An even greater danger is the liberation of mercury. Warming climate and shifting water chemistry may enhance the transformation of mercury, the element, to methylmercury, the toxic substance, which accumulates in the food chain. Loons at the highest level in their food web have very high levels and end up damaging their nervous system, losing their fertility and poor parenting behavior ending up in a decline in their population.
6. The Sea Turtles... of the Bird World: The Magnificent Frigatebird
Scientific Name: Fregata magnificens
Primary Threat: Extreme weather events destroying nesting colonies.
Like other frigatebirds it is a master of the skies, pirating food in the other sea birds with breathtaking exploits of agility, but on land the Magnificent Frigatebird is monstrously vulnerable. Their nesting habitats are the dense colonies located on the low-lying islands and mangroves (mostly in the Caribbean or the Gulf of Mexico).
These are the hurricane hot zones of the region and the severity is growing because of warmer waters in the ocean. One direct impact of a major hurricane can destroy the whole year of chicks and eggs production besides destroying the nesting trees themselves. The adults can perish during the storm, but come back to their breeding site being destroyed.
With the increase in the intensity and, perhaps, the frequency of hurricanes and tropical storms, there is less recovery time allowed to the frigatebird colonies between the periods of devastating events. This results in the long-term reduction in population as such slow breeding birds cannot be replaced by such heavy and repeated losses.
7. The Clark's Nutcracker: The Forester Who Can't Keep Up
Scientific Name: Nucifraga columbiana
Primary Threat: Mismatch with its essential food source due to habitat shift.
The whitebark/pin tree and the clark nutcracker has a symbiotic relationship that is remarkable. The bird has a certain specialized beak to pick up the pine seeds which are then buried in thousands of caches by the bird to feed it during winter. Importantly, it does not reclaim all of them and the seeds that are not eaten become new trees. The nutcracker is literally the main planter of whole whitebark pine forest.

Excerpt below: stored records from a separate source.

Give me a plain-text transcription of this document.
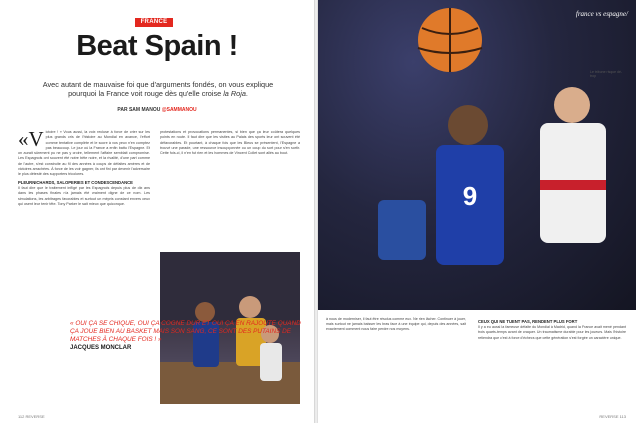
FRANCE
Beat Spain !
Avec autant de mauvaise foi que d'arguments fondés, on vous explique pourquoi la France voit rouge dès qu'elle croise la Roja.
PAR SAM MANOU @SAMMANOU
«V ictoire ! » Vous aussi, la voix recluse à force de crier sur les plus grands cris de l'histoire au Mondial en avance, l'effort comme tentative complète et le score à vos yeux n'en comptez pas beaucoup. Le jour où la France a enfin battu l'Espagne. Et on aurait sûrement pu ne pas y croire, tellement l'affaire semblait compromise. Les Espagnols ont souvent été notre bête noire, et la rivalité, d'une part comme de l'autre, s'est construite au fil des années à coups de défaites amères et de victoires arrachées. À force de les voir gagner, ils ont fini par devenir l'adversaire le plus détesté des supporters tricolores.

PLEURNICHARDS, SALOPERIES ET CONDESCENDANCE

Il faut dire que le traitement infligé par les Espagnols depuis plus de dix ans dans les phases finales n'a jamais été vraiment digne de ce nom. Les simulations, les arbitrages favorables et surtout un mépris constant envers ceux qui osent leur tenir tête. Tony Parker le sait mieux que quiconque.

protestations et provocations permanentes, si bien que ça leur coûtera quelques points en route. Il faut dire que les visites au Palais des sports leur ont souvent été défavorables. Et pourtant, à chaque fois que les Bleus se présentent, l'Espagne a trouvé une parade, une ressource insoupçonnée ou un coup du sort pour s'en sortir. Cette fois-ci, il n'en fut rien et les hommes de Vincent Collet sont allés au bout.

112 REVERSE
9
france vs espagne/
Le tribune risque dé-trop
« OUI ÇA SE CHIQUE, OUI ÇA COGNE DUR ET OUI ÇA EN RAJOUTE QUAND ÇA JOUE BIEN AU BASKET MAIS SON SANG, CE SONT DES PUTAINS DE MATCHES À CHAQUE FOIS ! »
JACQUES MONCLAR

à nous de moderniser, il faut être résolus comme eux. Ne rien lâcher. Continuer à jouer, mais surtout ne jamais baisser les bras face à une équipe qui, depuis des années, sait exactement comment nous faire perdre nos moyens.

CEUX QUI NE TUENT PAS, RENDENT PLUS FORT

Il y a eu aussi la fameuse défaite du Mondial à Madrid, quand la France avait mené pendant trois quarts-temps avant de craquer. Un traumatisme durable pour les joueurs. Mais l'histoire retiendra que c'est à force d'échecs que cette génération s'est forgée un caractère unique.

REVERSE 113
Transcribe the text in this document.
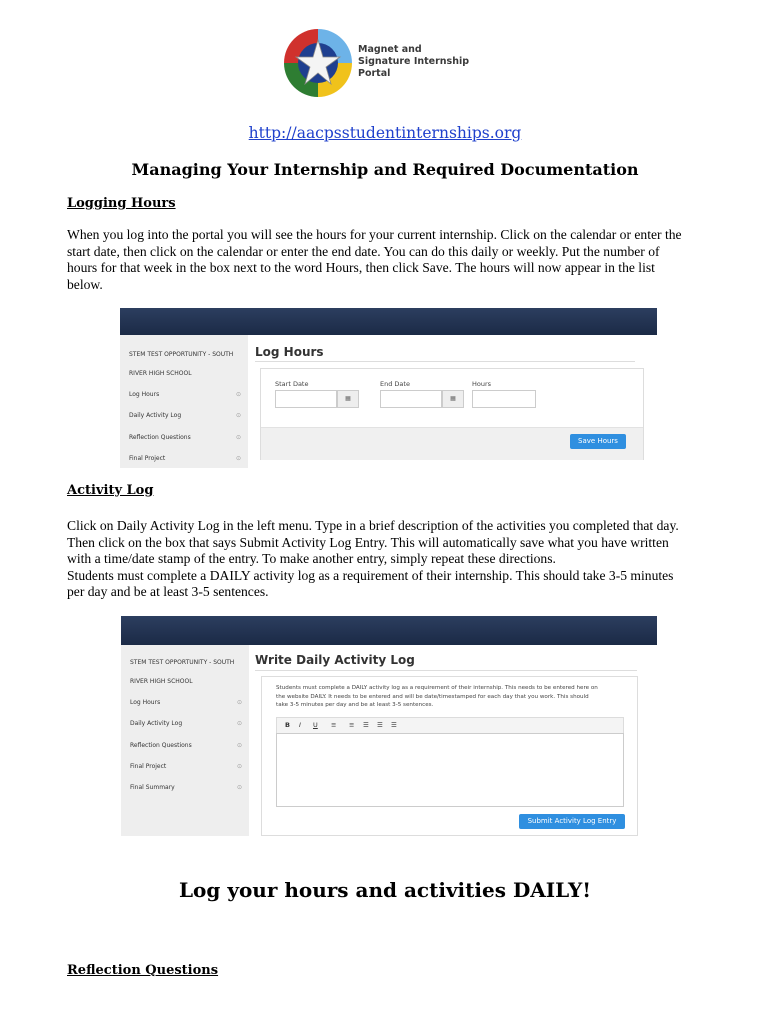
Magnet and
Signature Internship
Portal
http://aacpsstudentinternships.org
Managing Your Internship and Required Documentation
Logging Hours
When you log into the portal you will see the hours for your current internship. Click on the calendar or enter the
start date, then click on the calendar or enter the end date. You can do this daily or weekly. Put the number of
hours for that week in the box next to the word Hours, then click Save. The hours will now appear in the list
below.
STEM TEST OPPORTUNITY - SOUTH
RIVER HIGH SCHOOL
Log Hours	⊙
Daily Activity Log	⊙
Reflection Questions	⊙
Final Project	⊙
Log Hours
Start Date
▦
End Date
▦
Hours
Save Hours
Activity Log
Click on Daily Activity Log in the left menu. Type in a brief description of the activities you completed that day.
Then click on the box that says Submit Activity Log Entry. This will automatically save what you have written
with a time/date stamp of the entry. To make another entry, simply repeat these directions.
Students must complete a DAILY activity log as a requirement of their internship. This should take 3-5 minutes
per day and be at least 3-5 sentences.
STEM TEST OPPORTUNITY - SOUTH
RIVER HIGH SCHOOL
Log Hours	⊙
Daily Activity Log	⊙
Reflection Questions	⊙
Final Project	⊙
Final Summary	⊙
Write Daily Activity Log
Students must complete a DAILY activity log as a requirement of their internship. This needs to be entered here on
the website DAILY. It needs to be entered and will be date/timestamped for each day that you work. This should
take 3-5 minutes per day and be at least 3-5 sentences.
B I U ≡ ≡ ☰ ☰ ☰
Submit Activity Log Entry
Log your hours and activities DAILY!
Reflection Questions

Climate change is rudely shutting this ancient alliance down Warming climate and extensive drought has allowed large-scale epidemics of mountain pine beetles, which kills whitebark pines. Another very dangerous and fast-spreading fungal disease white pine blister rust is also becoming more prominent in the warmer climatic conditions.
As the whitebark pines are dying out, the nutcracker has no longer its main food supply. Climate-related habitat loss is much higher than adaptation abilities of the bird and the capability of the ecosystem to change that process. This disappearance of the nut cracker, however, leads to no one left to grow the new trees and a vicious cycle ensues feeding off an entire ecosystem.
Conclusion: A Call to Listen and Act
These are not stand-alone tragedies which happened to these seven birds. They are a few examples of the massive climate change effect on birds across the globe. A study undertaken in 2019 calculated that almost 3 billion birds have been lost in North America since the 1970s due to a number of existing hazards compounded by climate change.
However, in this crisis there is a silver lining. It is through these stories that we come to be in a position to author a new ending. Some of these changes we can make are contributing to conservation agencies, ways to decrease our carbon footprint, communicating and influencing policymakers on climate-friendly decisions, and establishing bird-friendly habitats right in our backyards.
The muffled skies we have--not only is it their loss, but also ours. Birds are food sources, pollinators, pest-consumers, and seed-distributors, and key ecosystem indicators of the health of our planet. Their life shares common destiny with ours. Protecting their future is in turn protecting ours, so the dawn chorus can ring out throughout future generations.